Un teatro di figura dove gli esseri umani diventano burattini viventi capaci di raccontare una storia e trasmettere al pubblico tutti i suoi messaggi senza bisogno di aprire bocca. Tanto aiutano gli effetti che accompagnano i protagonisti, come il rumore del vento, e le luci. Ancora più importanti le musiche di Fabian Kalbitzer con tanto di piano e theremin sul palcoscenico. Una menzione meritano anche le scenografie di Rotes Pferd (Christian Eckelmann, Felix Nolze) perfette nel ricreare l’ambientazione di una clinica psichiatrica che potrebbe collocarsi in epoche differenti senza alcun problema, nulla è lasciato al caso, nemmeno le sedie scelte per accogliere medici e pazienti.

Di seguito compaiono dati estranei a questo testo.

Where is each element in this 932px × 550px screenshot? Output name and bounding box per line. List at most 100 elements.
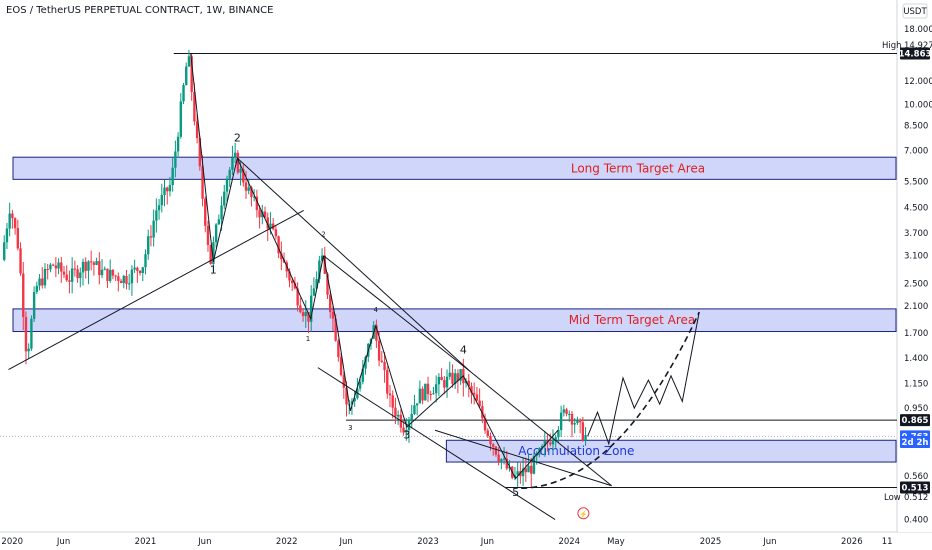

Un altro punto di forza è l’empatia che i personaggi interpretati da Fabian Baumgarten, Anna Kistel, Björn Leese, Benjamin Reber e Mats Suethoff riescono a trasmettere al pubblico, in certi momenti fanno volutamente ridere ma conquistano facilmente l’affetto degli spettatori. Ognuno ha, a modo suo, qualcosa da raccontare senza essere per nulla banale o stereotipato. Dr. Nest diventa così un viaggio introspettivo che potrebbe benissimo essere, oltre che teatro, anche cinema e addirittura cartone animato senza perdere il suo velo magico.